From February 2009 to January 2010, whole urine specimens were collected from 57 men before ultrasound-guided prostate biopsy according to a protocol approved by the Hospital of São João, Porto. Patient characteristics and diagnostic information are listed in Table-1. All men who presented for prostate biopsy were approached about participating in this study. Inclusion criteria included adult men who were undergoing prostate biopsy for suspicion of prostatic disease. Before prostate biopsy and without performing a prostatic massage, patients collected their initial void of 20 mL to 30 mL of urine, and the sample was then processed at the Portuguese Institute of Oncology, Porto. The samples were subsequently stabilized a TriPure® Isolation Reagent (Roche Applied Science, Cat Nº 11 667 165 001) and kept at -80º C. There were added 2µL of glycogen to the urinary sediment, as a carrier (Roche Applied Science, Cat Nº 10 901 393 001). Total RNA was extracted from these urinary sediments, using TriPure® protocol adapted from Keck Foundation Biotechnology Resource Laboratory at Yale Microarray University. RNA (100µg/µL) was used as a template for cDNA synthesis, using cDNA synthesis kit ThermoScriptTM RT-PCR System(Invitrogen, Cat nº 11146-016), and stored at -40ºC until quantitative PCR analysis. To develop a qPCR-based test for PCa, we assessed two putative biomarkers in 57 patients. The genes under analysis and the endogenous control GAPDH, all from TaqMan® Gene Expression Assay (Applied Biossystems), had to be analyzed by quantitative real time PCR (qPCR) (Table-2). We also applied two preamplification techniques, using the commercial kit TaqMan® PreAmp Master Mix Kit (Applied Biosystems, PN 4384267), in order to verify if this would affect the detection of RNA transcripts. This step was performed according to the manufacturer's instructions. Reactions were then carried out on a StepOneTMOne qPCR machine and the threshold levels were set into the exponential phase of the qPCR. Glyceraldehyde 3-phosphate dehydrogenase (GAPDH) was used to normalize the results, since it presents a constant expression level, regardless of the variables in study. The data analysis was carried out using the StepOne Software v2.1 (Applied Biossystems) with the same baseline and threshold set for each plate, in order to generate threshold cycle (^Ct) values for all the genes in each sample.

RESULTS

qPCR was performance on cDNA from urine collected from 32 biopsy-negative patients and 25 patient with prostate cancer (biopsy-positive). All the samples had gene ^Ct values of > 30. It was observed an increase in RNA concentration with the use of TriPure Isolation Reagent. Despite this optimization, only 15.8% of the cases showed expression of PSA mRNA (16% within PCa cases and 15.6% in benign cases) and only 3.8% of prostate cancer patients presented detectable levels of PCA3 mRNA.
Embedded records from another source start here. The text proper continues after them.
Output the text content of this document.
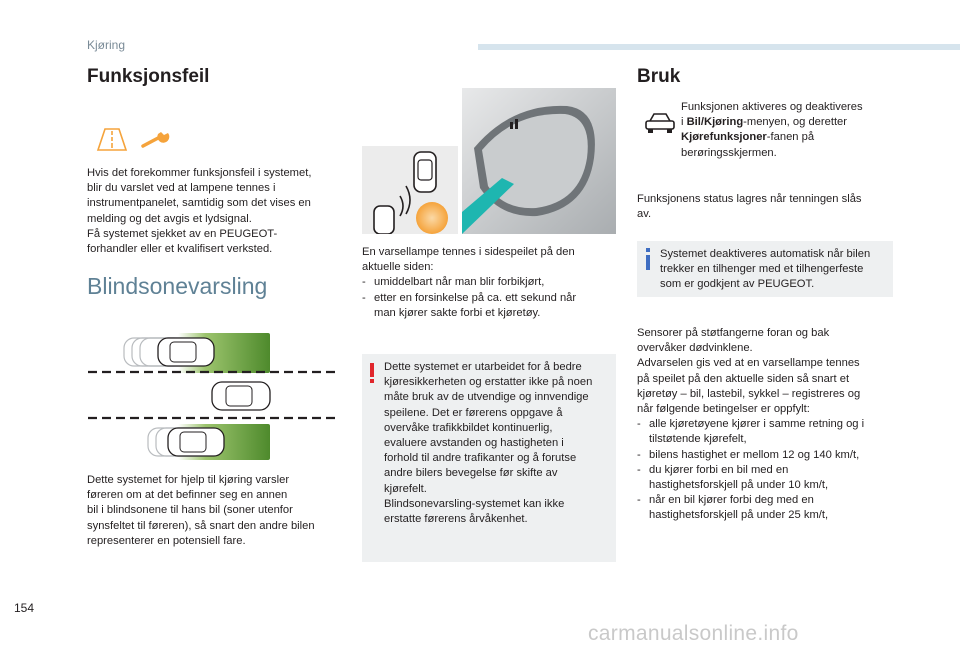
Kjøring
Funksjonsfeil

Hvis det forekommer funksjonsfeil i systemet,

blir du varslet ved at lampene tennes i

instrumentpanelet, samtidig som det vises en

melding og det avgis et lydsignal.

Få systemet sjekket av en PEUGEOT-

forhandler eller et kvalifisert verksted.

Blindsonevarsling

Dette systemet for hjelp til kjøring varsler

føreren om at det befinner seg en annen

bil i blindsonene til hans bil (soner utenfor

synsfeltet til føreren), så snart den andre bilen

representerer en potensiell fare.

En varsellampe tennes i sidespeilet på den

aktuelle siden:

- umiddelbart når man blir forbikjørt,
- etter en forsinkelse på ca. ett sekund når
man kjører sakte forbi et kjøretøy.

Dette systemet er utarbeidet for å bedre

kjøresikkerheten og erstatter ikke på noen

måte bruk av de utvendige og innvendige

speilene. Det er førerens oppgave å

overvåke trafikkbildet kontinuerlig,

evaluere avstanden og hastigheten i

forhold til andre trafikanter og å forutse

andre bilers bevegelse før skifte av

kjørefelt.

Blindsonevarsling-systemet kan ikke

erstatte førerens årvåkenhet.

Bruk

Funksjonen aktiveres og deaktiveres

i Bil/Kjøring-menyen, og deretter

Kjørefunksjoner-fanen på

berøringsskjermen.

Funksjonens status lagres når tenningen slås

av.

Systemet deaktiveres automatisk når bilen

trekker en tilhenger med et tilhengerfeste

som er godkjent av PEUGEOT.

Sensorer på støtfangerne foran og bak

overvåker dødvinklene.

Advarselen gis ved at en varsellampe tennes

på speilet på den aktuelle siden så snart et

kjøretøy – bil, lastebil, sykkel – registreres og

når følgende betingelser er oppfylt:

- alle kjøretøyene kjører i samme retning og i
tilstøtende kjørefelt,
- bilens hastighet er mellom 12 og 140 km/t,
- du kjører forbi en bil med en
hastighetsforskjell på under 10 km/t,
- når en bil kjører forbi deg med en
hastighetsforskjell på under 25 km/t,
154
carmanualsonline.info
Our results demonstrated that TaqMan® PreAmp doesn't overcome the difficulties usually caused by low yields of RNA extraction.

PSA serum levels and PSA mRNA were first tested by univariate analysis, showing no significant association for discrimination patients with prostate cancer from patients with non-oncological disease (p = 0.097 and 0.058 (Figure-1), respectively).

DISCUSSION

PSA is currently the gold standard for PCa screening (3). However, there have been a few drawbacks in its use, mainly regarding sensitivity and specificity values, leading to an overdiagnosis. It is therefore fundamental to diminish the number of unnecessary biopsies in men without cancer. Furthermore, it is crucial to improve tumor detection in men who presents normal values of PSA. This could be achieved by discovering other biomarkers that can be useful in the diagnosis of PCa, avoiding its progression to metastatic disease (5).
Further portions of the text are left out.